Parikh stressed that payers will be driven by clinical outcomes and patient demand. If virtual care can be shown to provide outcomes comparable to or better than traditional in-person care, insurers may become more willing to expand coverage. Moreover, as more patients “vote with their feet” and choose virtual care options, insurers will likely have to respond by adapting their reimbursement strategies.
In the end, payers’ focus on optimizing their medical loss ratio (MLR)—the ratio of healthcare spending to premiums—may make them more inclined to invest in virtual care solutions that are both cost-effective and clinically effective. If digital behavioral health services can demonstrate that they deliver positive outcomes without driving up costs, this could serve as a powerful argument for expanding coverage.

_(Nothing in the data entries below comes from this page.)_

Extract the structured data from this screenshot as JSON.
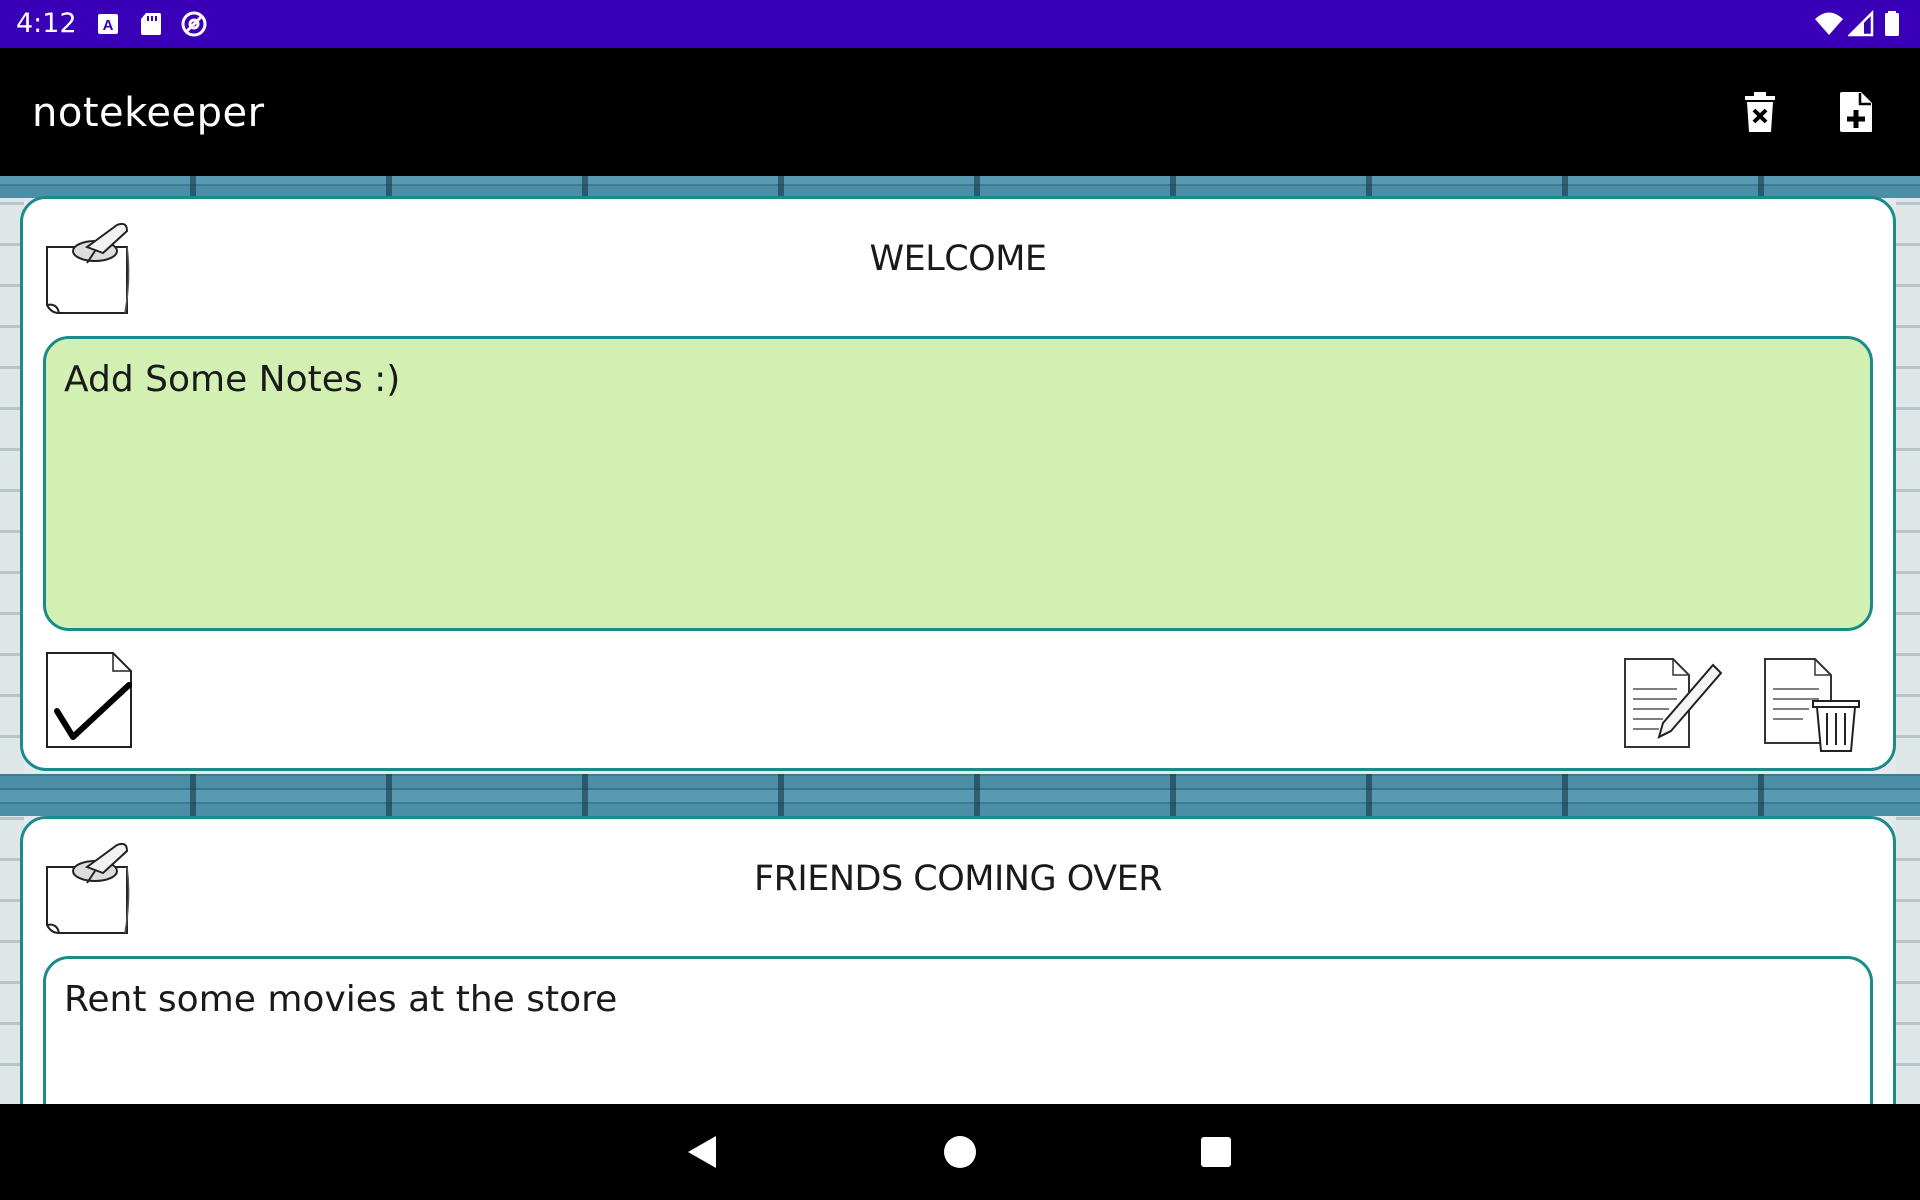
{
  "status_bar": {
    "time": "4:12",
    "left_icons": [
      "a-box-icon",
      "sd-card-icon",
      "at-icon"
    ],
    "right_icons": [
      "wifi-icon",
      "signal-icon",
      "battery-icon"
    ],
    "color": "#3a00b8"
  },
  "app_bar": {
    "title": "notekeeper",
    "actions": [
      "delete-all-icon",
      "new-note-icon"
    ]
  },
  "notes": [
    {
      "title": "WELCOME",
      "body": "Add Some Notes :)",
      "body_color": "#d3f0b3",
      "completed": true
    },
    {
      "title": "FRIENDS COMING OVER",
      "body": "Rent some movies at the store",
      "body_color": "#ffffff"
    }
  ],
  "nav_bar": {
    "buttons": [
      "back-icon",
      "home-icon",
      "recents-icon"
    ]
  },
  "colors": {
    "accent": "#1a8a8a",
    "brick": "#4b8ea6"
  }
}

Moving Forward: The Path to Comprehensive Coverage
While the challenges of securing reimbursement for digital behavioral health services are significant, the growing demand for these services offers a glimmer of hope for the future. Providers, technology companies, and advocates must continue to work together to overcome barriers and push for policy changes that will make comprehensive digital behavioral health coverage a reality.
As the healthcare industry evolves and the benefits of virtual care become increasingly apparent, it is likely that more payers will begin to cover a broader range of digital behavioral health services. Until then, however, digital health companies must continue to balance their commitment to improving patient outcomes with the financial challenges of providing services that are not yet widely reimbursed.
In conclusion, the relationship between digital behavioral health companies and insurers is in the process of evolving, but significant challenges remain. Securing reimbursement for digital therapeutics and other virtual care tools requires ongoing advocacy and collaboration between industry stakeholders. As the market for behavioral health services continues to grow, both payers and providers must adapt to ensure that patients have access to the care they need—when they need it.